Comme pour de nombreuses infographies statistiques, la lecture des données peut être variée en fonction de l'intérêt que l'on peut porter aux différentes catégories.
Dans l'immense majorité des cas, la corrélation est prouvée : un fort taux de domination (et/ou un faible taux de soumission) s'est traduit par des résultats positifs, et la réciproque se vérifie également.
Toutefois, on retrouve quelques exceptions (chiffres de soumission plus défavorable que la traduction en points), essentiellement pour les équipes concernées par la partie basse du classement mais pas nécessairement "larguées" (HCMAG, Lyon et surtout Strasbourg). Comment l'expliquer ? En se penchant sur les scenari des rencontres qui peut relever de nombreux exemples de matchs lachés (très fort temps de jeu où l'équipe était menée, ce qui explique le pourcentage dédié) et à l'inverse des victoires plus souvent acquises à l'arraché (sur un but en fin de match ou prolongations).

On peut également prioriser la lecture du tableau pour analyser les parcours à domicile et à l'extérieur d'un club, et les impacts de ses parcours sur le classement général. Bien logiquement la deuxième catégorie (domicile) est pratiquement tout le temps plus favorable à une équipe que la troisième (extérieur). Ce n'est toutefois pas le cas pour Strasbourg, mais les chiffres se tiennent de très près.
Si les trajectoires "domicile / extérieur" sont souvent proches l'une de l'autre pour une équipe (soit positivement pour la majorité des équipes de tête, soit négativement pour celles en difficulté), certaines situations sont toutefois remarquables.

L'exemple le plus parlant est celui des Dragons de Rouen.

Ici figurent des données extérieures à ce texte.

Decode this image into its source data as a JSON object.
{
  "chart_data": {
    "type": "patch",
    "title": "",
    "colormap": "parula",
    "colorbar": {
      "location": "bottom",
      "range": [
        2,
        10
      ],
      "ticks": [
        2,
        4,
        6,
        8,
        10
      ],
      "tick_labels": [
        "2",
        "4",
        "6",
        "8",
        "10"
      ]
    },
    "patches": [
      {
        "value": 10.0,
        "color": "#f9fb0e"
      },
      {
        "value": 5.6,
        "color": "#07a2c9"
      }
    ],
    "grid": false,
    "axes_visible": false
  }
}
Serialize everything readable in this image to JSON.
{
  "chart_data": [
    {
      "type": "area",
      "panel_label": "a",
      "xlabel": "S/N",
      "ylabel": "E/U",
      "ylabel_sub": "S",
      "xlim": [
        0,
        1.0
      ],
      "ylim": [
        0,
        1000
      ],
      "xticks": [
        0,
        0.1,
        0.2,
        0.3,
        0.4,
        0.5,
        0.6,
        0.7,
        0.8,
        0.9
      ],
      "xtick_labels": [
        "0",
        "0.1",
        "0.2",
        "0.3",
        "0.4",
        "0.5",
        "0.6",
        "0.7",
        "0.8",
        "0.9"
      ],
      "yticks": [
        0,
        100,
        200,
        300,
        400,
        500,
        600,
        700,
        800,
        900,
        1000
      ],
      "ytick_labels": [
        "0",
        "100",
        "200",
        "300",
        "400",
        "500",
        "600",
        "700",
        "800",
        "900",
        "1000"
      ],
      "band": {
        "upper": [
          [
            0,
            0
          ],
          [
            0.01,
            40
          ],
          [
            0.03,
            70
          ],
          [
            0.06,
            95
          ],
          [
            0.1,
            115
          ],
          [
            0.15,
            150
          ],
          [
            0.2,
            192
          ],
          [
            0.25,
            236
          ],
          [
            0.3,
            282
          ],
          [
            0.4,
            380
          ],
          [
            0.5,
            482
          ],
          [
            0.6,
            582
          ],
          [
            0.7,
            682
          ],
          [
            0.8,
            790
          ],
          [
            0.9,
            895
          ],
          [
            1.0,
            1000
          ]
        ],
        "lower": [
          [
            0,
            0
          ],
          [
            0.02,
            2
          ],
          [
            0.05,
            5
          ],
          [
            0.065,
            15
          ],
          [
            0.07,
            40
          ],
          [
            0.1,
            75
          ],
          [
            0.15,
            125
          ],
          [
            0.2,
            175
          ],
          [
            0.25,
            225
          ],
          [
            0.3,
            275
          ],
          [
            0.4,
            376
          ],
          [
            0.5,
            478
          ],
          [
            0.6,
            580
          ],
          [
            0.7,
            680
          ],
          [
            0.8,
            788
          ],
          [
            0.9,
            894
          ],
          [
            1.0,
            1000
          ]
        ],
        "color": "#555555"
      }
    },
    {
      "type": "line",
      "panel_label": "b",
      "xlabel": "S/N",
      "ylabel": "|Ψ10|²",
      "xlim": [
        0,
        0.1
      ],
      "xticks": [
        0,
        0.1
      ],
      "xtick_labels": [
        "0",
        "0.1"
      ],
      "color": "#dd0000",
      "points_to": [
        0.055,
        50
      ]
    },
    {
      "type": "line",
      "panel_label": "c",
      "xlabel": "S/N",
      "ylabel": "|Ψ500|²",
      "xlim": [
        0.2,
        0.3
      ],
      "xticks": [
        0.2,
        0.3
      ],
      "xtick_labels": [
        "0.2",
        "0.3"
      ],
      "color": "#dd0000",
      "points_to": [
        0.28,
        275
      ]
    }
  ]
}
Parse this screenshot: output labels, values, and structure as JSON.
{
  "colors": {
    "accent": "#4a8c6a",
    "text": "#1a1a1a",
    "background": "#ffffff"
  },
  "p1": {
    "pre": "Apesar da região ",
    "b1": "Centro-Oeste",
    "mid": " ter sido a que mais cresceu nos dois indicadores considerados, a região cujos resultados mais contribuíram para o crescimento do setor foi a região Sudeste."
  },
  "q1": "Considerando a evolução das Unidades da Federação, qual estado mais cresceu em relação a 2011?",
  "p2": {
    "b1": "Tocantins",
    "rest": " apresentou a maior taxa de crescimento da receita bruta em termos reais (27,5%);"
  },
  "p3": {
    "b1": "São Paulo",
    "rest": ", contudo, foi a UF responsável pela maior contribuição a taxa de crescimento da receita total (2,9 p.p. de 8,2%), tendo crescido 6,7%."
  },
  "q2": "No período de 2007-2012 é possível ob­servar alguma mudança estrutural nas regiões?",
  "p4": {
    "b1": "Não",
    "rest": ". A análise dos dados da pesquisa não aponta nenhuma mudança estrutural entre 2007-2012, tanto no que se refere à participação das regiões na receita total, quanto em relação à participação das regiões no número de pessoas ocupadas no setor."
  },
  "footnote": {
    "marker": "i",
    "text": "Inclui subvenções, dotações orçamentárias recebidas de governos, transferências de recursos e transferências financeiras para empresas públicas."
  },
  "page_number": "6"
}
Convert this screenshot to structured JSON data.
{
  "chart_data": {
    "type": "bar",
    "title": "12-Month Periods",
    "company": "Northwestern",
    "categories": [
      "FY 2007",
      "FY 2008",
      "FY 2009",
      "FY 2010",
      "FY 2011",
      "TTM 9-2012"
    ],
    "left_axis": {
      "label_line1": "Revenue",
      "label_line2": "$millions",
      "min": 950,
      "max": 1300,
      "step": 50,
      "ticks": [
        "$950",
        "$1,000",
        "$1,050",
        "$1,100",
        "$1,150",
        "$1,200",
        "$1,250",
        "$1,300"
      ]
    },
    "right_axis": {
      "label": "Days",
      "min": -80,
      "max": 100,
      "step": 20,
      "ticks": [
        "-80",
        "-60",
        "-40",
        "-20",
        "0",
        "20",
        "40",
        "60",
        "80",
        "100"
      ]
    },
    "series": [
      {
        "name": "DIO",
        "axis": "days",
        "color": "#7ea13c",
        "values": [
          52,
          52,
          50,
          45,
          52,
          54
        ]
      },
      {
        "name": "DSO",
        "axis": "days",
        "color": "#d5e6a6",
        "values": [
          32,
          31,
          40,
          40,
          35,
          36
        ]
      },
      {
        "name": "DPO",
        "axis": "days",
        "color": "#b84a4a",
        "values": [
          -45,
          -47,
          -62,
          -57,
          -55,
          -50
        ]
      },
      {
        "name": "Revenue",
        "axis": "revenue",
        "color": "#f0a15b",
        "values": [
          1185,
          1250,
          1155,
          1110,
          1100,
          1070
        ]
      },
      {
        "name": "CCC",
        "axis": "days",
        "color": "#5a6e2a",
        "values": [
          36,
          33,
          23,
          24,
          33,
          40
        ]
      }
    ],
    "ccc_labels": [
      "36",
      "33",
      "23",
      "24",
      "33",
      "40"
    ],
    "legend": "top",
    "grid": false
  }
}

Avec 100% de victoires à domicile, les Normands ont également mis les formes avec de très forts chiffres de domination (pratiquement 60% de temps de jeu en menant à l'Ile Lacroix, ce qui est rarissime) pour des encablures de temps de jeu où ils furent menés (6,64%).
Or à l'extérieur, les Dragons ont réellement subi, malgré un pourcentage de points pris relativement correct. L'équipe a mené au score moins de 25% du temps loin de ses bases, ce qui lui confère la couleur rouge dans cette catégorie.

Certaines données sont très favorables pour d'autres équipes. On peut citer pour exemple le parcours des Ducs d'Angers à domicile, deuxième équipe la moins menée au score à la maison. Les Bruleurs de Loups de Grenoble ont également fait très fort à Pôle Sud, avec de surcroit le luxe d'un parcours vraiment très satisfaisant à l'extérieur également. Soulignons également l'efficacité en tant qu'hôte pour Briançon, Chamonix, Gap, et dans une moindre mesure l'étonnant parcours des Pingouins du HCMAG à la Skoda Arena, où les hommes de Tommie Hartogs furent difficile à jouer pour les adversaires.

A l'inverse, certains voyants furent désespérement restés au rouge (ou à "l'orange sanguine") pour des équipes principalement en mal de points : les Drakkars de Caen ont beaucoup subi tant à domicile qu'à l'extérieur. Lyon et Brest ont eux eu de lourdes difficultés en déplacement, ce fut d'ailleurs une tendance générale pour les Lions. Ce fut également compliqué pour Rouen comme cela a été vu auparavant, Dijon, Strasbourg ou encore Morzine-Avoriaz-les Gets. Les Diables Rouges de Briançon peuvent pour leur part se satisfaire doublement de leur parcours à la maison, car loin des Hautes-Alpes ce fut une autre histoire.

Reste pour être complet à évoquer les trajectoires d'Amiens et d'Epinal, non cités jusqu'alors du fait des chiffres "moyens" dans les divers catégories. Si les Gothiques ont eu du mal à dominer dans les rencontres (orange), ils ont su en retour ne pas subir (vert clair), et rentabiliser plutôt bien le temps de domination.
L'équipe qui deviendra plus tard vice-championne de France a connu de nombreuses rencontres particulièrement serrées (autour de 50% non representés, correspondant à une égalité au score). Si le Gamyo a su prendre une majorité de points à la maison, ce fut plus compliqué pour "arracher" les matchs à l'extérieur.